The Perils of Mixing Money and Family/Friendship

People often say: ‘Never, ever do business with friends or relatives.’

The precaution is worth noting.

Yet if people paid more attention to the following issues, then doing business with friends and relatives might not be such a problem.

Ask yourself these questions before lending money to family or friends:

1. Do I have the money to loan? This is important to make sure that you’re not acting purely out of emotion—for the friend or loved one—only to resent the loan later on.

2. What will be the terms for repayment, if any—one month, one year, etc.? Will I charge interest?

3. How will I feel—and what will I say/do—if the loan is not paid back by the time I expected?

4. What kind of track record does the borrower have? What kind of integrity does he/she exhibit?

5. (If a family member) Am I making this loan solely because I’m related to this person—and not also because he or she, as an individual, is someone I have reason to like and respect? This is particularly important because some people exploit the ‘blood is thicker than water’ mentality, and expect you to do them favors simply because they are blood relatives, and for no other reason.

People often say, ‘Don’t loan money to a friend unless you are prepared to never see it again.’ This is totally wrong. You don’t have to loan it in the first place. If you do loan it, then the decision was yours.

If someone in your life has earned the title ‘friend’ or ‘family,’ he or she will seek to pay it back. If you can afford to offer it as a gift, and the person has, in your judgment, earned such a gift, then simply state that you don’t expect to be paid back. But if it really is only a loan, you have to treat it as one.

Don’t send mixed messages to the borrower, acting sometimes like it’s a loan and at other times as if it were a gift.

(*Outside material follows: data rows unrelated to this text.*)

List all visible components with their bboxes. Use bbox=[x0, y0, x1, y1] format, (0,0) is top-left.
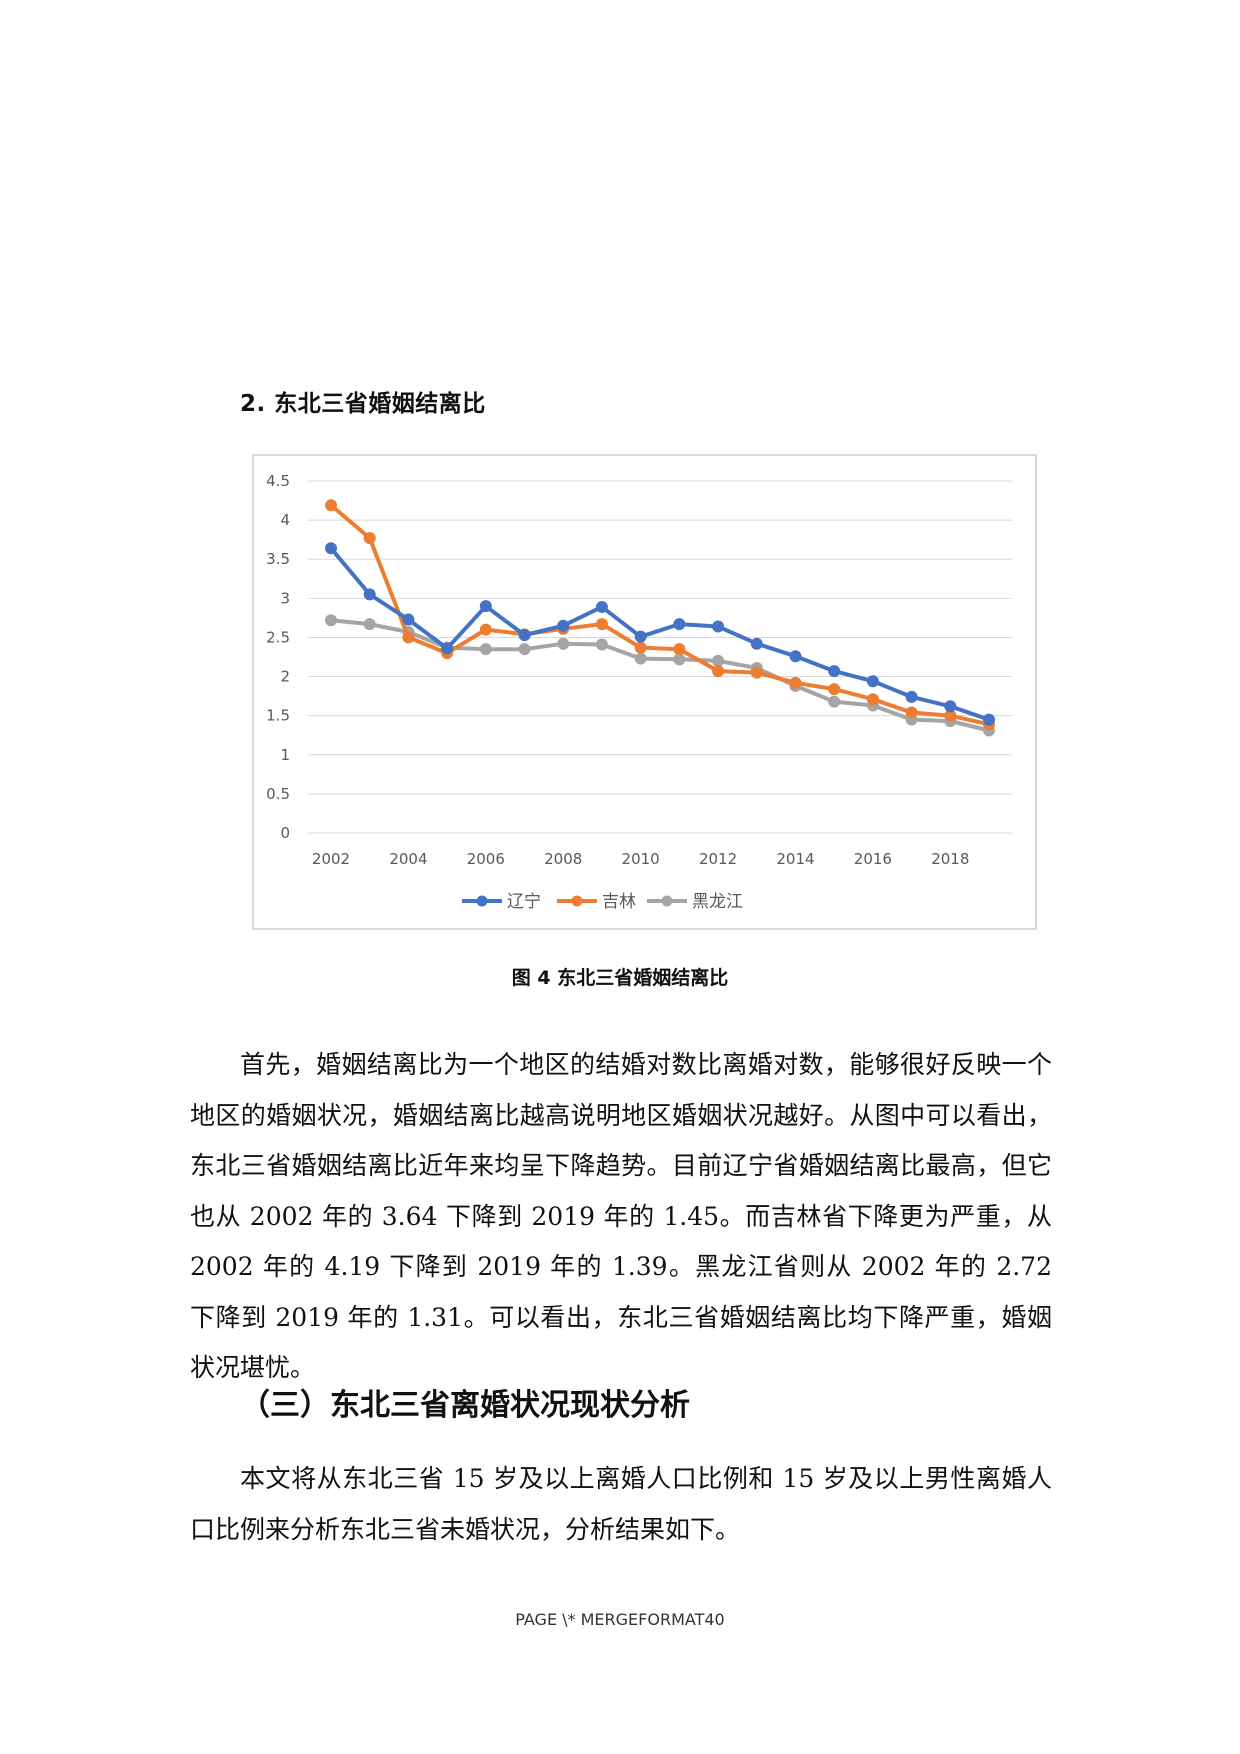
data-point bbox=[557, 637, 570, 650]
x-tick-label: 2016 bbox=[854, 850, 892, 868]
section-heading: 2. 东北三省婚姻结离比 bbox=[240, 391, 486, 417]
body-paragraph-2: 本文将从东北三省 15 岁及以上离婚人口比例和 15 岁及以上男性离婚人口比例来… bbox=[190, 1464, 1052, 1544]
data-point bbox=[518, 629, 531, 642]
data-point bbox=[479, 643, 492, 656]
data-point bbox=[789, 650, 802, 663]
legend-marker bbox=[571, 895, 583, 907]
y-tick-label: 1.5 bbox=[266, 707, 290, 725]
data-point bbox=[944, 700, 957, 713]
line-chart: 0 0.5 1 1.5 2 2.5 3 3.5 4 4.5 2002 2004 2006 2008 2010… bbox=[252, 454, 1037, 930]
data-point bbox=[983, 713, 995, 726]
data-point bbox=[634, 652, 647, 665]
y-tick-label: 4.5 bbox=[266, 472, 290, 490]
data-point bbox=[712, 654, 725, 667]
data-point bbox=[750, 637, 763, 650]
data-point bbox=[673, 653, 686, 666]
y-tick-label: 0.5 bbox=[266, 785, 290, 803]
data-point bbox=[363, 618, 376, 631]
figure-caption: 图 4 东北三省婚姻结离比 bbox=[511, 967, 729, 989]
data-point bbox=[402, 631, 415, 644]
legend-label: 黑龙江 bbox=[692, 892, 743, 912]
data-point bbox=[595, 618, 608, 631]
data-point bbox=[712, 620, 725, 633]
x-tick-label: 2004 bbox=[389, 850, 427, 868]
legend-label: 辽宁 bbox=[507, 892, 541, 912]
chart-canvas: 0 0.5 1 1.5 2 2.5 3 3.5 4 4.5 2002 2004 2006 2008 2010… bbox=[266, 472, 1012, 912]
data-point bbox=[673, 643, 686, 656]
series-line-辽宁 bbox=[329, 546, 991, 722]
data-point bbox=[363, 588, 376, 601]
x-tick-label: 2014 bbox=[776, 850, 814, 868]
x-tick-label: 2018 bbox=[931, 850, 969, 868]
data-point bbox=[595, 600, 608, 613]
y-tick-label: 3.5 bbox=[266, 550, 290, 568]
data-point bbox=[905, 690, 918, 703]
y-tick-label: 1 bbox=[280, 746, 290, 764]
subsection-heading: （三）东北三省离婚状况现状分析 bbox=[240, 1388, 690, 1423]
y-tick-label: 3 bbox=[280, 589, 290, 607]
data-point bbox=[712, 665, 725, 678]
y-tick-label: 0 bbox=[280, 824, 290, 842]
data-point bbox=[557, 619, 570, 632]
data-point bbox=[673, 618, 686, 631]
data-point bbox=[634, 641, 647, 654]
y-tick-label: 2.5 bbox=[266, 628, 290, 646]
x-tick-label: 2006 bbox=[467, 850, 505, 868]
legend-marker bbox=[661, 895, 673, 907]
data-point bbox=[750, 666, 763, 679]
data-point bbox=[828, 695, 841, 708]
data-point bbox=[518, 643, 531, 656]
data-point bbox=[866, 693, 879, 706]
y-tick-label: 2 bbox=[280, 668, 290, 686]
data-point bbox=[789, 676, 802, 689]
data-point bbox=[479, 600, 492, 613]
data-point bbox=[325, 614, 337, 627]
x-tick-label: 2008 bbox=[544, 850, 582, 868]
data-point bbox=[363, 532, 376, 545]
body-paragraph-1: 首先，婚姻结离比为一个地区的结婚对数比离婚对数，能够很好反映一个地区的婚姻状况，… bbox=[190, 1050, 1052, 1382]
data-point bbox=[905, 706, 918, 719]
data-point bbox=[479, 623, 492, 636]
page-footer: PAGE \* MERGEFORMAT40 bbox=[515, 1610, 725, 1629]
data-point bbox=[828, 665, 841, 678]
x-tick-label: 2010 bbox=[622, 850, 660, 868]
data-point bbox=[325, 542, 337, 555]
data-point bbox=[828, 683, 841, 696]
data-point bbox=[634, 630, 647, 643]
legend-label: 吉林 bbox=[602, 892, 636, 912]
x-tick-label: 2002 bbox=[312, 850, 350, 868]
legend-marker bbox=[476, 895, 488, 907]
data-point bbox=[441, 642, 454, 655]
data-point bbox=[866, 675, 879, 688]
data-point bbox=[595, 638, 608, 651]
data-point bbox=[402, 613, 415, 626]
series-line-吉林 bbox=[329, 503, 991, 727]
y-tick-label: 4 bbox=[280, 511, 290, 529]
x-tick-label: 2012 bbox=[699, 850, 737, 868]
data-point bbox=[325, 499, 337, 512]
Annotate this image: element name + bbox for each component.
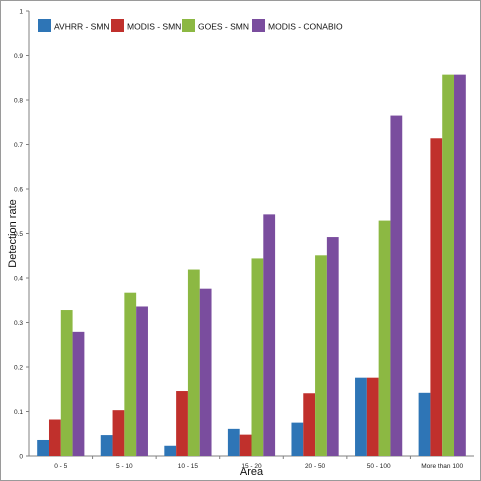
bar — [418, 392, 431, 456]
bar — [326, 237, 339, 456]
legend-swatch — [111, 19, 124, 32]
y-tick-label: 0.7 — [14, 142, 23, 149]
bar — [37, 439, 49, 456]
bar — [164, 445, 177, 456]
bar — [176, 391, 188, 456]
x-tick-label: 20 - 50 — [305, 463, 326, 470]
y-tick-label: 0.2 — [14, 364, 23, 371]
y-tick-label: 0.6 — [14, 186, 23, 193]
bar — [378, 220, 391, 456]
bar — [124, 292, 137, 456]
bar — [454, 74, 466, 456]
bar — [355, 377, 367, 456]
bar — [60, 310, 73, 456]
y-tick-label: 0.9 — [14, 53, 23, 60]
y-tick-label: 1 — [19, 8, 23, 15]
x-tick-label: 5 - 10 — [116, 463, 133, 470]
legend-label: MODIS - SMN — [127, 22, 181, 32]
bar — [187, 269, 200, 456]
bar — [430, 138, 443, 456]
bar — [72, 331, 85, 456]
y-tick-label: 0.5 — [14, 231, 23, 238]
x-axis-title: Area — [240, 466, 264, 478]
bar — [315, 255, 327, 456]
bar — [303, 393, 316, 456]
x-tick-label: 0 - 5 — [54, 463, 67, 470]
y-axis: 0 0.1 0.2 0.3 0.4 0.5 0.6 0.7 0.8 0.9 1 — [14, 8, 30, 460]
y-tick-label: 0.8 — [14, 97, 23, 104]
bar — [136, 306, 148, 456]
bar — [227, 428, 240, 456]
bars — [37, 74, 466, 456]
bar — [112, 410, 125, 456]
y-tick-label: 0 — [19, 453, 23, 460]
bar — [390, 115, 403, 456]
y-tick-label: 0.1 — [14, 409, 23, 416]
legend-swatch — [182, 19, 195, 32]
x-tick-label: 10 - 15 — [178, 463, 199, 470]
bar — [442, 74, 455, 456]
x-tick-label: 50 - 100 — [367, 463, 391, 470]
x-tick-label: 15 - 20 — [241, 463, 262, 470]
y-tick-label: 0.3 — [14, 320, 23, 327]
bar — [251, 258, 264, 456]
legend-swatch — [38, 19, 51, 32]
bar — [291, 422, 304, 456]
x-tick-label: More than 100 — [421, 463, 463, 470]
legend: AVHRR - SMN MODIS - SMN GOES - SMN MODIS - … — [38, 19, 343, 32]
bar — [100, 435, 113, 456]
y-axis-title: Detection rate — [7, 199, 19, 267]
legend-label: AVHRR - SMN — [54, 22, 110, 32]
bar — [239, 434, 252, 456]
bar — [48, 419, 61, 456]
bar — [199, 288, 212, 456]
legend-label: MODIS - CONABIO — [268, 22, 343, 32]
y-tick-label: 0.4 — [14, 275, 23, 282]
legend-swatch — [252, 19, 265, 32]
bar — [263, 214, 276, 456]
bar — [366, 377, 379, 456]
legend-label: GOES - SMN — [198, 22, 249, 32]
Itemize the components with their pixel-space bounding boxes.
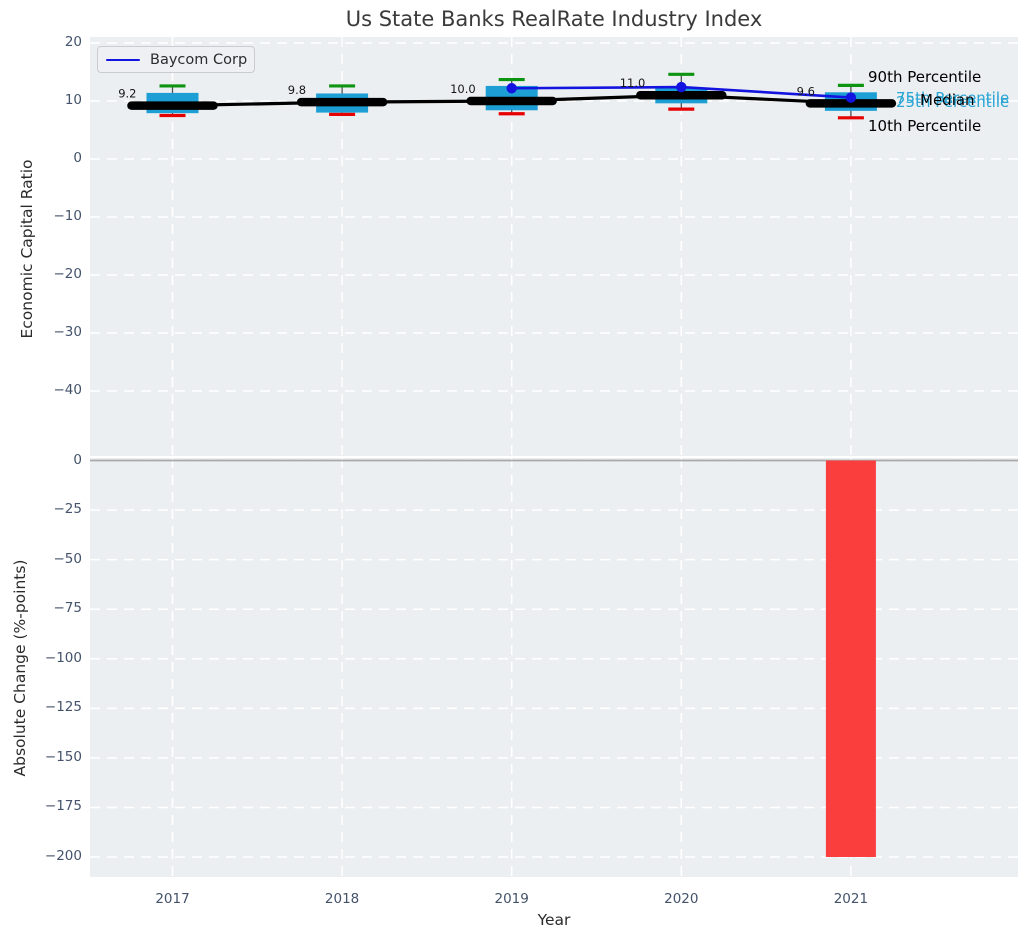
top-y-tick-label: 10 (64, 92, 82, 108)
legend-label: Baycom Corp (150, 51, 248, 68)
top-y-tick-label: −30 (53, 324, 83, 340)
bottom-plot-area (90, 458, 1018, 877)
annotation-25th-percentile: 25th Percentile (896, 93, 1010, 111)
x-axis-label: Year (537, 911, 571, 929)
top-y-tick-label: −40 (53, 382, 83, 398)
x-tick-label: 2018 (324, 891, 360, 907)
baycom-point (506, 83, 517, 94)
x-tick-label: 2019 (494, 891, 529, 907)
median-value-label: 9.2 (118, 87, 136, 101)
annotation-10th-percentile: 10th Percentile (868, 117, 982, 135)
x-tick-label: 2021 (833, 891, 869, 907)
bottom-y-tick-label: −125 (44, 699, 82, 716)
median-value-label: 10.0 (450, 82, 476, 96)
legend-line-sample (106, 58, 140, 61)
top-y-axis-label: Economic Capital Ratio (18, 159, 36, 339)
top-y-tick-label: −20 (53, 266, 83, 282)
bottom-y-axis-label: Absolute Change (%-points) (11, 559, 29, 777)
bottom-y-tick-label: −50 (53, 550, 83, 567)
bottom-y-tick-label: 0 (73, 451, 82, 468)
bottom-y-tick-label: −75 (53, 600, 83, 617)
box-group-2017 (146, 84, 199, 118)
median-value-label: 9.8 (288, 83, 306, 97)
x-tick-label: 2020 (664, 891, 699, 907)
x-tick-label: 2017 (155, 891, 190, 907)
change-bar-2021 (825, 460, 876, 857)
annotation-75th-percentile: 75th Percentile (896, 89, 1010, 107)
bottom-y-tick-label: −100 (44, 649, 82, 666)
bottom-y-tick-label: −200 (44, 848, 82, 864)
annotation-median: Median (920, 91, 975, 109)
baycom-point (676, 81, 687, 93)
median-value-label: 9.6 (797, 84, 815, 98)
median-value-label: 11.0 (620, 76, 646, 90)
baycom-point (845, 92, 857, 103)
annotation-90th-percentile: 90th Percentile (868, 68, 982, 86)
top-plot-area: 9.2 9.8 10.0 11.0 9.6 (90, 37, 1018, 456)
bottom-y-tick-label: −150 (44, 748, 82, 765)
top-y-tick-label: 0 (73, 150, 82, 166)
bottom-y-tick-label: −175 (44, 798, 82, 815)
bottom-y-tick-label: −25 (53, 501, 83, 518)
chart-title: Us State Banks RealRate Industry Index (345, 7, 763, 31)
top-y-tick-label: −10 (53, 208, 83, 224)
legend: Baycom Corp (97, 46, 255, 73)
top-y-tick-label: 20 (64, 34, 82, 50)
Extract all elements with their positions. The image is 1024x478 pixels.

If you do, it’s your own fault when he sends you mixed signals in return.

Ask yourself these questions before borrowing money from family or friends:

1. Am I prepared to treat this as a loan, the same way I would with a bank—even though this is my friend/family member?

2. Do I have any hidden agendas? If so, name them now! Don’t operate on the pretense that this is a loan while really, deep inside, you’re expecting it to be a gift. This is a terrible error if you really, truly value this family relationship or friendship. It’s also a contradiction. It’s either a loan, or it’s a gift; it can’t be both. Don’t try to fool yourself or the loved one who’s doing you this favor.

3. Does the person from whom I’m borrowing have a history of doing favors, saying it’s fine, and then acting resentfully? Will the ‘free interest’ I’m obtaining for this favor be paid in the form of snide little comments and passively resentful looks in months to come? If so, it’s probably not worth it.